- Born: January 27, 1947 (age 79) Hartford, Connecticut, USA
- Education: Yale University MIT
- Scientific career
- Institutions: Cornell University Georgia Tech
- Doctoral advisor: Jeffrey I. Steinfeld
- Website: houston.chem.cornell.edu/hrghome.html

= Paul Houston (chemist) =

American chemist

Paul Lyon Houston (born January 27, 1947) is Professor Emeritus of Chemistry at Cornell University.

== Education and career ==
Houston started his professorial career at Cornell University in 1975 following undergraduate study at Yale University, doctoral work at MIT, and postdoctoral research at the University of California at Berkeley. He became chair of Cornell's department of chemistry and chemical biology (1997–2001), senior associate dean of the college of arts and sciences (2002–2005), and the Peter J. W. Debye Professor of Chemistry.

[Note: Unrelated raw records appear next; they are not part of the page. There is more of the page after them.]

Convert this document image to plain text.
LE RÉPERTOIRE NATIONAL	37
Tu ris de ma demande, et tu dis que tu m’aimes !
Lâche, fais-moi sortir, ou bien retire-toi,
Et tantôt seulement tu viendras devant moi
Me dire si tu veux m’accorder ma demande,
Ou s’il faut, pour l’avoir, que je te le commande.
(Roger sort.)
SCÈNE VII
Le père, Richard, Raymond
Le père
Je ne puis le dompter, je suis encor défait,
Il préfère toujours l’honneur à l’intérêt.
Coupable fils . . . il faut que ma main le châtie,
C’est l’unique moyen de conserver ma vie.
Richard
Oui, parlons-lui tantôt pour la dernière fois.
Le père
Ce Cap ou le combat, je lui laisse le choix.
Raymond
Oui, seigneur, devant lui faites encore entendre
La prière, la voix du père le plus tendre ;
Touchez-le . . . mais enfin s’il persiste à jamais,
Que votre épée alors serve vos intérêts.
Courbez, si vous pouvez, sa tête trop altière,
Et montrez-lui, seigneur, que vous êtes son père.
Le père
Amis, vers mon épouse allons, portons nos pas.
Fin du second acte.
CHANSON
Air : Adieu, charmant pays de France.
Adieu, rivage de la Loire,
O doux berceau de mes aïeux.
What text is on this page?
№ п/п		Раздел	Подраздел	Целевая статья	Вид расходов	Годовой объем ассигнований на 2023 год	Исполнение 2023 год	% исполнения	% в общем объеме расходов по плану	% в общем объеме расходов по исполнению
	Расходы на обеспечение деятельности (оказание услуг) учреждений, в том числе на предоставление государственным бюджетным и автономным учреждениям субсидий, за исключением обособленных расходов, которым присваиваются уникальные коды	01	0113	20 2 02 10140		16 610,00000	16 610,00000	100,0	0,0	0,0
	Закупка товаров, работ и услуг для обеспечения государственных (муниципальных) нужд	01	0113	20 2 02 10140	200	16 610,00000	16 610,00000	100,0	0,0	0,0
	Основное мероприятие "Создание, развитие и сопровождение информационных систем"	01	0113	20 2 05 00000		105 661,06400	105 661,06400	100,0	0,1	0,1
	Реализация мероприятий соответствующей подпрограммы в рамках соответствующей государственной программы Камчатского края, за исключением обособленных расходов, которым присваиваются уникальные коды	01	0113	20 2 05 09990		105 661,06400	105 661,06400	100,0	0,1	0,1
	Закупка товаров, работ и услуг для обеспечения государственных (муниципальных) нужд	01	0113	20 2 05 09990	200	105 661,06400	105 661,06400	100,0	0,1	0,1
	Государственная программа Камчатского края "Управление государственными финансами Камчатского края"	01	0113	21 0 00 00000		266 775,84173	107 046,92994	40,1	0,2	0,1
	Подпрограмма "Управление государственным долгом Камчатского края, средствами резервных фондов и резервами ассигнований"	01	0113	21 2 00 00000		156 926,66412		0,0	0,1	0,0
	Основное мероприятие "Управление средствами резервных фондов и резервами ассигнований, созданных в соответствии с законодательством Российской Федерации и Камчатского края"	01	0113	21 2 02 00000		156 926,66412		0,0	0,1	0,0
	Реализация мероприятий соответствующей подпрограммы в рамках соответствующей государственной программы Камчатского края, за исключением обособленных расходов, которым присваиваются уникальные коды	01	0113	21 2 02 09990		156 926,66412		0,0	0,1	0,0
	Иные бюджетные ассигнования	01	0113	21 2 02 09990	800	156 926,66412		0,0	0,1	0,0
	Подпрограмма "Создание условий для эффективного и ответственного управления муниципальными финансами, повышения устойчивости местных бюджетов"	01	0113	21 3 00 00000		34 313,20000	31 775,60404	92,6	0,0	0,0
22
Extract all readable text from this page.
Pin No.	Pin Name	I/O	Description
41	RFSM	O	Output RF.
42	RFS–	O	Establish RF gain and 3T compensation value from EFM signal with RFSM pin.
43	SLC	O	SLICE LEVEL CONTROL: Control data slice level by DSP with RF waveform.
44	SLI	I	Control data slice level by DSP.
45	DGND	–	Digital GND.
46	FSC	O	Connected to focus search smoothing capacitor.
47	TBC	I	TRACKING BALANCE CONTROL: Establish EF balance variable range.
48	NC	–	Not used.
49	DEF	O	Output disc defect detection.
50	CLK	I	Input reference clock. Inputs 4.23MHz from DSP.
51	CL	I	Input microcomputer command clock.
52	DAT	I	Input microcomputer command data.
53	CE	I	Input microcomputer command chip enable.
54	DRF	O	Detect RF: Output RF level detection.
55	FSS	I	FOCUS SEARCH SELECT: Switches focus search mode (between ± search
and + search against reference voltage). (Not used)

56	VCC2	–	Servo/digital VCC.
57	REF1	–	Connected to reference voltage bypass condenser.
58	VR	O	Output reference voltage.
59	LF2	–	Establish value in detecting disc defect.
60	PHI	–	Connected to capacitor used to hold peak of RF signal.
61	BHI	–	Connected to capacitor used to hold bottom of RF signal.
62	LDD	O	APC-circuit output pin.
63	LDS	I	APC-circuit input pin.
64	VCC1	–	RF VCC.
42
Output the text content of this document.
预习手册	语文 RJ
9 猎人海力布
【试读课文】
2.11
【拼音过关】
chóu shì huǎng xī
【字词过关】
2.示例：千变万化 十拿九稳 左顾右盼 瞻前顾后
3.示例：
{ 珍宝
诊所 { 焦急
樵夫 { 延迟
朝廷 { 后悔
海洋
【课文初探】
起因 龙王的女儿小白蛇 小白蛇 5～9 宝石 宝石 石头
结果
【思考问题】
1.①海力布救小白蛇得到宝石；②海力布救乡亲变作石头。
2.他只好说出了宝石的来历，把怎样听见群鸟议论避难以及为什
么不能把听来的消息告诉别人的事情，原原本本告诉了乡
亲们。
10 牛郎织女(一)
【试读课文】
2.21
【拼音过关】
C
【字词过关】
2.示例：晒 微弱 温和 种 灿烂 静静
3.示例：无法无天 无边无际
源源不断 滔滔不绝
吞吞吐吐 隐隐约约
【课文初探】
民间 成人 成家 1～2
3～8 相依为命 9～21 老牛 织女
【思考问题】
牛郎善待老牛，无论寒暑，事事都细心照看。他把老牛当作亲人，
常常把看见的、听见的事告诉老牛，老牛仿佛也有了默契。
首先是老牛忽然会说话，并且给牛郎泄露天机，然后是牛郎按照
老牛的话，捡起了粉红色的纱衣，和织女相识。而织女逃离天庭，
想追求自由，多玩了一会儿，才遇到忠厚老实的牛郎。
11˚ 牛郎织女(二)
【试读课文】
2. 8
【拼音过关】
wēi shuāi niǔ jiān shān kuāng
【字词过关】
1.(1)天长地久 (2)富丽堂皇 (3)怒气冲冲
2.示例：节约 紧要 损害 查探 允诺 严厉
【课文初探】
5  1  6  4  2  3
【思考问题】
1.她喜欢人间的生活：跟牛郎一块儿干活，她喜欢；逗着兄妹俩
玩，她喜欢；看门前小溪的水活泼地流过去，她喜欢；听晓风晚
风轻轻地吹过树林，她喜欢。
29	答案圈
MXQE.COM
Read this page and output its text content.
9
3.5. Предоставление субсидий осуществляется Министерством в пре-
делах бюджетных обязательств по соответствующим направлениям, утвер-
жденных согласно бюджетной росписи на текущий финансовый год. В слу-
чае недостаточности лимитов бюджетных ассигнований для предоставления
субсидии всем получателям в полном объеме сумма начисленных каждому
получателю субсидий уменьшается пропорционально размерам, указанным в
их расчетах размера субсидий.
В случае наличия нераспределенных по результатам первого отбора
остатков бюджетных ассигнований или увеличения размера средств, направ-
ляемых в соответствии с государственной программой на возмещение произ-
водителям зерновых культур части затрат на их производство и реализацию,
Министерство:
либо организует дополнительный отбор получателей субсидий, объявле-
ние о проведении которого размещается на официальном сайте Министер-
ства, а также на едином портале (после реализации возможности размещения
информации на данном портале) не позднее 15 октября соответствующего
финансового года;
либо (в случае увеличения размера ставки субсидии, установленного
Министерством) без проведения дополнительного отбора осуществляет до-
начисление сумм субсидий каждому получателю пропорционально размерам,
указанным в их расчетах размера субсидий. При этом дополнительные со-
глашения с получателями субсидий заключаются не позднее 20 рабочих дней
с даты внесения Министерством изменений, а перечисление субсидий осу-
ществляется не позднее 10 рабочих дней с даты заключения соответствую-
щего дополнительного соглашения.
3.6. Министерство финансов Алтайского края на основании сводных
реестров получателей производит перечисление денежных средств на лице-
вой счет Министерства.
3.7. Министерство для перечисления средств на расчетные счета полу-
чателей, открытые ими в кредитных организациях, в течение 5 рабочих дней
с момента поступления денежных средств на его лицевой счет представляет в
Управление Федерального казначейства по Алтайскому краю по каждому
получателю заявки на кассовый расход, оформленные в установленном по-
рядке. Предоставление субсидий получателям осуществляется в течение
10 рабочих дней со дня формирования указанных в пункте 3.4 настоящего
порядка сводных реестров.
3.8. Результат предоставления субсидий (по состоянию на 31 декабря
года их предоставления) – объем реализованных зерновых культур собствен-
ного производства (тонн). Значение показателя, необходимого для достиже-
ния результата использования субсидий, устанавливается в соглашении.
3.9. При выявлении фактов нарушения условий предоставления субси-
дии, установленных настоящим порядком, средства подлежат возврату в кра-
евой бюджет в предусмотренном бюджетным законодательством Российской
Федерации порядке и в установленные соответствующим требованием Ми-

Most recently, he was dean of the college of sciences at Georgia Tech (from 2007-2013).

Houston was a member of the Cornell Center for Materials Research, the Kavli Institute at Cornell for Nanoscale Science, and the Graduate Field of Applied Physics. Houston has held visiting positions at the Max Planck Institute for Quantum Optics (1982), Columbia University (1986, 1987), the Institute for Molecular Science, Okazaki, Japan (1989), the University of California at Berkeley (2003), and the University of Rome La Sapienza (2001, 2006). He has been an Alfred P. Sloan Research Fellow (1979–81), a Camille and Henry Dreyfus Teacher Scholar (1980), and a John Simon Guggenheim Fellow (1986–87).

Houston served as a senior editor of the Journal of Physical Chemistry (1991–97), as chair of the American Physical Society Division of Laser Chemistry (1997–98), and as a member of the science and technology steering committee of Brookhaven National Laboratories (1998–2005). Houston has authored or co-authored over 160 publications in the field of physical chemistry and a textbook on chemical kinetics.

== Honors and awards ==
Houston was elected a Fellow of the American Physical Society in 1989 for "important contributions toward understanding molecular photodissociation dynamics, energy transfer, and gas-solid interactions; in particular, for his imaginative use of photofragment imaging and his development of the field of vector correlations".

In 2001, Houston shared with David W. Chandler the Herbert P. Broida Prize of the American Physical Society for work on product imaging in chemical dynamics. He was elected a fellow of the American Academy of Arts and Sciences in 2003.